Former pharmaceutical chief Martin Shkreli refused to testify Thursday in an appearance before U.S. lawmakers who excoriated him over severe hikes for a drug sold by a company that he acquired.
Shkreli, widely scorned for boosting the price of a long-established and potentially lifesaving drug by more than 5,000 percent, exercised his Fifth Amendment right against self-incrimination when he went before the House Oversight and Government Reform Committee.
"I intend to follow the advice of my counsel, not yours," Shkreli told Rep. Trey Gowdy (R-S.C.), who urged the pharma "bad boy" to answer questions from the panel.
The lawmakers summoned him to answer for the decision that made him infamous: raising the price for Daraprim, the only approved drug for a rare and sometimes deadly parasitic infection. The 32-year-old Shkreli faces separate criminal charges of securities fraud in connection with another drug company he owned.
Members of Congress launched into fiery lectures directed at Shkreli, and Rep. Elijah Cummings, the top Democrat on the panel, called the profits earned from Daraprim "blood money."
"Drug company executives are lining their pockets at the expense of some of the most vulnerable families in our nation," U.S. Rep. Elijah Cummings, D-Maryland, said. "It's not funny, Mr. Shkreli. People are dying and they're getting sicker and sicker."
The committee's chairman, Rep. Jason Chaffetz (R-Utah), asked Shkreli to excuse himself from the panel after he invoked the Fifth Amendment to all questions from the committee members and responded to comments from Rep. Cummings with "smart aleck" facial expressions.
"His lawyer better advise him better because a jury would love to convict someone like him if he was on trial," Congressman John Duncan said after Shkreli left the room.
Though he remained tight-lipped during the hearing, Shkreli took to Twitter after leaving Capitol Hill and mocked members of Congress: "Hard to accept that these imbeciles represent the people in our government," he wrote.
Shkreli also responded to criticism over his facial expressions, claiming he "had prior counsel produce a memo on facial expressions during congressional testimony if anyone wants to see it."
"Interesting precedence," he tweeted.
The brash entrepreneur and former hedge fund manager, who pleaded not guilty after his arrest in December in New York, has been out on $5 million bail. He walked into the packed hearing room well before the session began and met the crush of cameras. Even a few members of the House panel were swept up in the curiosity and snapped Shkreli's photo on their cellphones. He wore a sport jacket and button-down shirt, conservatively preppie attire that contrasted with the hoodie he had on when he was arrested.
Also appearing before the lawmakers was Turing's chief commercial officer and the interim CEO of Canada's largest drugmaker, Valeant Pharmaceuticals. Documents from Valeant and Turing show they have made a practice of buying and then dramatically raising prices for, low-cost drugs given to patients with life-threatening conditions including heart disease, AIDS and cancer, according to excerpts released this week by the House panel.
The two companies' executives are stressing their commitment to ensuring that cost isn't a deterrent for patients who need the drugs.
Turing has taken new steps to ensure affordable access to Daraprim "for every single patient who needs the drug, regardless of ability to pay," Retzlaff said.
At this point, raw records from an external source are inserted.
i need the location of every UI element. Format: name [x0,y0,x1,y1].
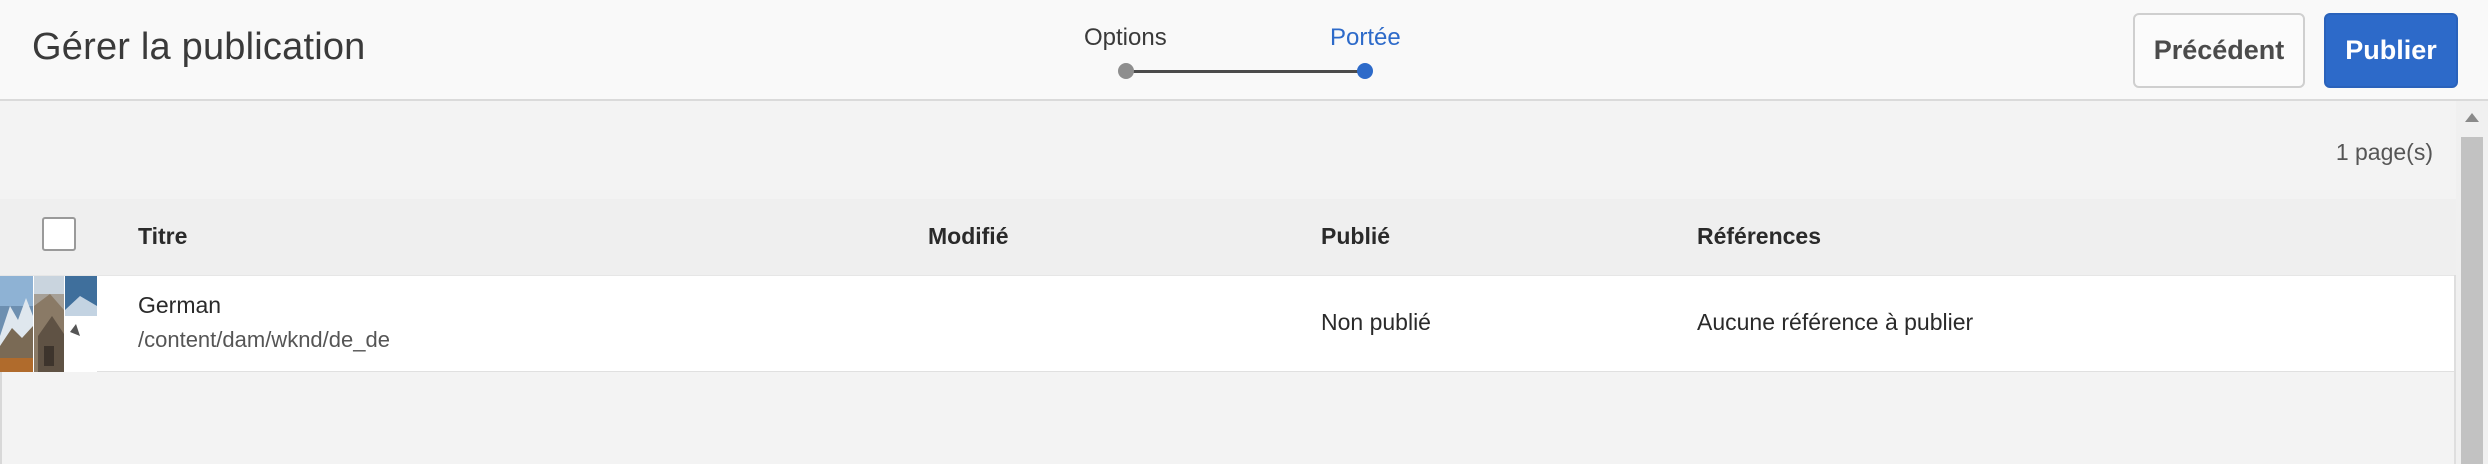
row-published-status: Non publié [1321,309,1431,335]
publication-scope-panel: 1 page(s) Titre Modifié Publié Référence… [0,101,2456,464]
step-scope-dot[interactable] [1357,63,1373,79]
column-header-title[interactable]: Titre [138,223,187,250]
page-title: Gérer la publication [32,26,366,68]
publish-button[interactable]: Publier [2324,13,2458,88]
row-references[interactable]: Aucune référence à publier [1697,309,1973,336]
page-count: 1 page(s) [2335,139,2433,165]
table-header: Titre Modifié Publié Références [0,199,2456,275]
folder-collage-thumbnail-icon[interactable] [0,276,97,372]
column-header-published[interactable]: Publié [1321,223,1390,250]
column-header-references[interactable]: Références [1697,223,1821,250]
step-options-label[interactable]: Options [1084,24,1167,52]
scrollbar-thumb[interactable] [2461,137,2483,464]
row-title: German [138,292,222,318]
step-scope-label[interactable]: Portée [1330,24,1401,52]
table-border-left [0,372,2,464]
column-header-modified[interactable]: Modifié [928,223,1009,250]
step-options-dot[interactable] [1118,63,1134,79]
vertical-scrollbar[interactable] [2456,101,2488,464]
stepper-connector [1127,70,1366,73]
previous-button[interactable]: Précédent [2133,13,2305,88]
scroll-up-arrow-icon[interactable] [2465,113,2479,122]
wizard-stepper: Options Portée [1060,0,1420,100]
table-row[interactable]: German /content/dam/wknd/de_de Non publi… [0,275,2456,372]
row-path: /content/dam/wknd/de_de [138,327,390,352]
select-all-checkbox[interactable] [42,217,76,251]
wizard-header: Gérer la publication Options Portée Préc… [0,0,2488,101]
manage-publication-wizard: Gérer la publication Options Portée Préc… [0,0,2488,464]
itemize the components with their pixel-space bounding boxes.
"To our knowledge, no patient needs to pay $750 per pill for Daraprim," she said. About two-thirds of patients get it through government programs that benefit from a discounted price of a penny a pill, Retzlaff told the panel.
Valeant has "heard very clearly" public concern over drug prices and is responding, Schiller said in his testimony. He noted the company has created a price rebate program that discounts Nitropress and Isuprel up to 30 percent in deals with big hospital purchasing groups. The two drugs most often are used by hospitals and other healthcare providers as part of procedures subject to their own price caps, Schiller testified.
The documents show how executives at both companies planned to maximize profits while fending off negative publicity over the price hikes.
Presentations by Turing executives, part of the trove of documents, show that as early as last May, the company planned to turn Daraprim into a $200-million-a-year drug by dramatically increasing its price. Turing bought the 60-year-old drug from Impax Laboratories in August for $55 million and swiftly raised its price.
Shkreli said in an email to one contact: "We raised the price from $1,700 per bottle to $75,000. Should be a very handsome investment for all of us."
But anticipating a possible backlash, the company warned in an internal memo that advocates for HIV patients might react to the price hike.
Valeant likewise identified revenue goals first and then used drug prices to reach them, committee staff said in a memo. It said Valeant believed it could repeatedly raise the prices of Nitropress and Isuprel without repercussions because they're administered by hospitals, which are less price-sensitive than consumers.
Valeant used patient assistance programs to distract attention and justify its price hikes, according to the memo.